No one worries more than a mama. No one can possibly know what it's like to both have your heart broken and burst wide open all at the same time. No one but a mama knows what it's like feel such fear and concern over the future of this planet. No one but a mama TRULY wants what is BEST for our children. For ALL children. Sure, lots of people (often childless or men) spout the "we must do what's best for and right by our children" but such folks don't really do what's really necessary. They still support the same 'ole same 'ole. Again, about to get into the political/social commentary so I'll stop. Scroll up and re-read the "what every mama wants for her child" sentence and you'll get what I mean.
Want to know what offends me? When I'm asked "so, what do you do?" Even when I've said "I'm a mama" I have still had people (male and female) ask, "no, what do you DO?" I just smile and say "As I said, I'm a mama. I just don't get PAID for my work" while thinking 'you stupid fucking idiot'... (Oh, how I'd love to just sit down w/someone like this and share w/them all of the ideas and attempts I have made to make $$ - just in the past year alone. Maybe I should start adding "professional money making attempter" to my "mama" title.)
Want to know what else offends me? How often I'm asked "oh, are you going to have more?" Or some folks have been gutsy by stating "oh you are going to have more, aren't you?" I know these people are well-intentioned. But god damn, I'm tired as hell, ok? LOOK IN MY EYES, I want to say. SEE the bags and wrinkles??? LOOK AT MY 3 MINUTE LAME ASS HAIRDO. LOOK AT MY FRUMPY CLOTHES. See how my pants bag on my ass?? That's because I've seemed to LOOSE this particular body part since giving birth and can't afford new pants! And I ain't a spring chicken. Being pregnant took a toll on my body in certain ways.

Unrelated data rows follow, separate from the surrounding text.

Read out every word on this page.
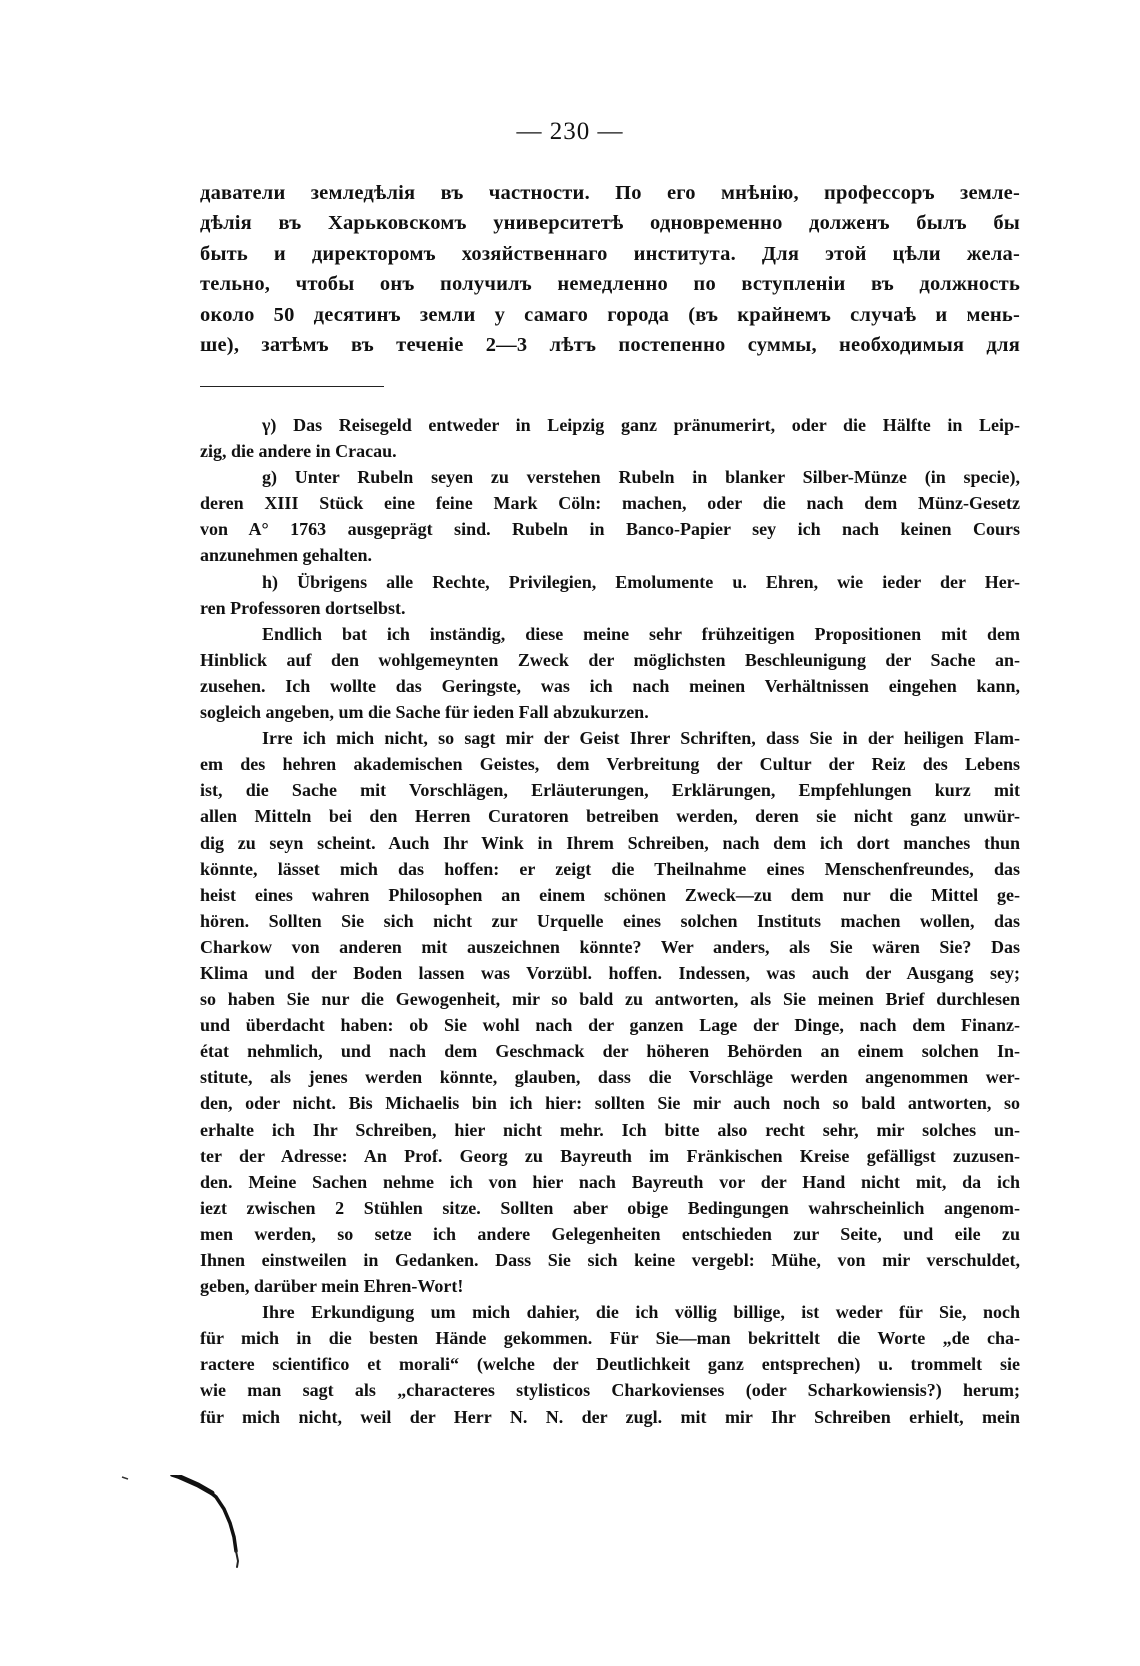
— 230 —
даватели земледѣлія въ частности. По его мнѣнію, профессоръ земле-
дѣлія въ Харьковскомъ университетѣ одновременно долженъ былъ бы
быть и директоромъ хозяйственнаго института. Для этой цѣли жела-
тельно, чтобы онъ получилъ немедленно по вступленіи въ должность
около 50 десятинъ земли у самаго города (въ крайнемъ случаѣ и мень-
ше), затѣмъ въ теченіе 2—3 лѣтъ постепенно суммы, необходимыя для
γ) Das Reisegeld entweder in Leipzig ganz pränumerirt, oder die Hälfte in Leip-
zig, die andere in Cracau.
g) Unter Rubeln seyen zu verstehen Rubeln in blanker Silber-Münze (in specie),
deren XIII Stück eine feine Mark Cöln: machen, oder die nach dem Münz-Gesetz
von A° 1763 ausgeprägt sind. Rubeln in Banco-Papier sey ich nach keinen Cours
anzunehmen gehalten.
h) Übrigens alle Rechte, Privilegien, Emolumente u. Ehren, wie ieder der Her-
ren Professoren dortselbst.
Endlich bat ich inständig, diese meine sehr frühzeitigen Propositionen mit dem
Hinblick auf den wohlgemeynten Zweck der möglichsten Beschleunigung der Sache an-
zusehen. Ich wollte das Geringste, was ich nach meinen Verhältnissen eingehen kann,
sogleich angeben, um die Sache für ieden Fall abzukurzen.
Irre ich mich nicht, so sagt mir der Geist Ihrer Schriften, dass Sie in der heiligen Flam-
em des hehren akademischen Geistes, dem Verbreitung der Cultur der Reiz des Lebens
ist, die Sache mit Vorschlägen, Erläuterungen, Erklärungen, Empfehlungen kurz mit
allen Mitteln bei den Herren Curatoren betreiben werden, deren sie nicht ganz unwür-
dig zu seyn scheint. Auch Ihr Wink in Ihrem Schreiben, nach dem ich dort manches thun
könnte, lässet mich das hoffen: er zeigt die Theilnahme eines Menschenfreundes, das
heist eines wahren Philosophen an einem schönen Zweck—zu dem nur die Mittel ge-
hören. Sollten Sie sich nicht zur Urquelle eines solchen Instituts machen wollen, das
Charkow von anderen mit auszeichnen könnte? Wer anders, als Sie wären Sie? Das
Klima und der Boden lassen was Vorzübl. hoffen. Indessen, was auch der Ausgang sey;
so haben Sie nur die Gewogenheit, mir so bald zu antworten, als Sie meinen Brief durchlesen
und überdacht haben: ob Sie wohl nach der ganzen Lage der Dinge, nach dem Finanz-
état nehmlich, und nach dem Geschmack der höheren Behörden an einem solchen In-
stitute, als jenes werden könnte, glauben, dass die Vorschläge werden angenommen wer-
den, oder nicht. Bis Michaelis bin ich hier: sollten Sie mir auch noch so bald antworten, so
erhalte ich Ihr Schreiben, hier nicht mehr. Ich bitte also recht sehr, mir solches un-
ter der Adresse: An Prof. Georg zu Bayreuth im Fränkischen Kreise gefälligst zuzusen-
den. Meine Sachen nehme ich von hier nach Bayreuth vor der Hand nicht mit, da ich
iezt zwischen 2 Stühlen sitze. Sollten aber obige Bedingungen wahrscheinlich angenom-
men werden, so setze ich andere Gelegenheiten entschieden zur Seite, und eile zu
Ihnen einstweilen in Gedanken. Dass Sie sich keine vergebl: Mühe, von mir verschuldet,
geben, darüber mein Ehren-Wort!
Ihre Erkundigung um mich dahier, die ich völlig billige, ist weder für Sie, noch
für mich in die besten Hände gekommen. Für Sie—man bekrittelt die Worte „de cha-
ractere scientifico et morali“ (welche der Deutlichkeit ganz entsprechen) u. trommelt sie
wie man sagt als „characteres stylisticos Charkovienses (oder Scharkowiensis?) herum;
für mich nicht, weil der Herr N. N. der zugl. mit mir Ihr Schreiben erhielt, mein
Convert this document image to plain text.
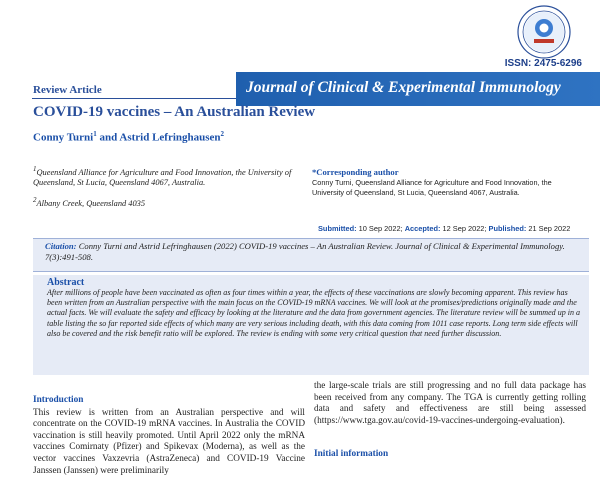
ISSN: 2475-6296
Review Article	Journal of Clinical & Experimental Immunology
COVID-19 vaccines – An Australian Review
Conny Turni$^1$ and Astrid Lefringhausen$^2$
$^1$Queensland Alliance for Agriculture and Food Innovation, the University of Queensland, St Lucia, Queensland 4067, Australia.
$^2$Albany Creek, Queensland 4035
*Corresponding author
Conny Turni, Queensland Alliance for Agriculture and Food Innovation, the University of Queensland, St Lucia, Queensland 4067, Australia.
Submitted: 10 Sep 2022; Accepted: 12 Sep 2022; Published: 21 Sep 2022
Citation: Conny Turni and Astrid Lefringhausen (2022) COVID-19 vaccines – An Australian Review. Journal of Clinical & Experimental Immunology. 7(3):491-508.
Abstract
After millions of people have been vaccinated as often as four times within a year, the effects of these vaccinations are slowly becoming apparent. This review has been written from an Australian perspective with the main focus on the COVID-19 mRNA vaccines. We will look at the promises/predictions originally made and the actual facts. We will evaluate the safety and efficacy by looking at the literature and the data from government agencies. The literature review will be summed up in a table listing the so far reported side effects of which many are very serious including death, with this data coming from 1011 case reports. Long term side effects will also be covered and the risk benefit ratio will be explored. The review is ending with some very critical question that need further discussion.
Introduction
This review is written from an Australian perspective and will concentrate on the COVID-19 mRNA vaccines. In Australia the COVID vaccination is still heavily promoted. Until April 2022 only the mRNA vaccines Comirnaty (Pfizer) and Spikevax (Moderna), as well as the vector vaccines Vaxzevria (AstraZeneca) and COVID-19 Vaccine Janssen (Janssen) were preliminarily
the large-scale trials are still progressing and no full data package has been received from any company. The TGA is currently getting rolling data and safety and effectiveness are still being assessed (https://www.tga.gov.au/covid-19-vaccines-undergoing-evaluation).
Initial information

Not that I wasn't as healthy (or even more so) than my younger mama friends during their pregnancies - just that well, time has a way of not being so nice to our bodies. Especially when we're forced to carry around extra weight for 9 months. The knees in particular. And my knees were never my strong point...
Geesh! Re-reading this, all I can think is "someone give this girl a vacation and a massage and a paycheck!"
Want to know what hurts though? No one and I mean no one asks me about ME anymore. Since when did becoming a mama mean I lose things about myself - like my hobbies, my ideas, my thoughts, hopes and dreams? My spouse is in school so that's a topic for people to discuss with him ABOUT him. But me? Oh, I'm just the mama. You know - the one who has nothing of value to share apparently. Oh sure, others will empathize w/me over my sleep deprivation (while more experienced mama's whose children have left home will laugh over at times which makes me want to hand them my little angel and let them spend a few hours with her THEN we'll see if they're laughing upon my return). But still - that sleep deprivation is because OF my little one. IT IS NOT ABOUT JUST ME.
Yes. Come on world. Give this girl a vacation. Give her some massage treatments. Ask her about things that have only to do with HER. For yes, I love being a mama. I am in love in a way I have never been before. But that doesn't mean I have to stop loving myself. Does it?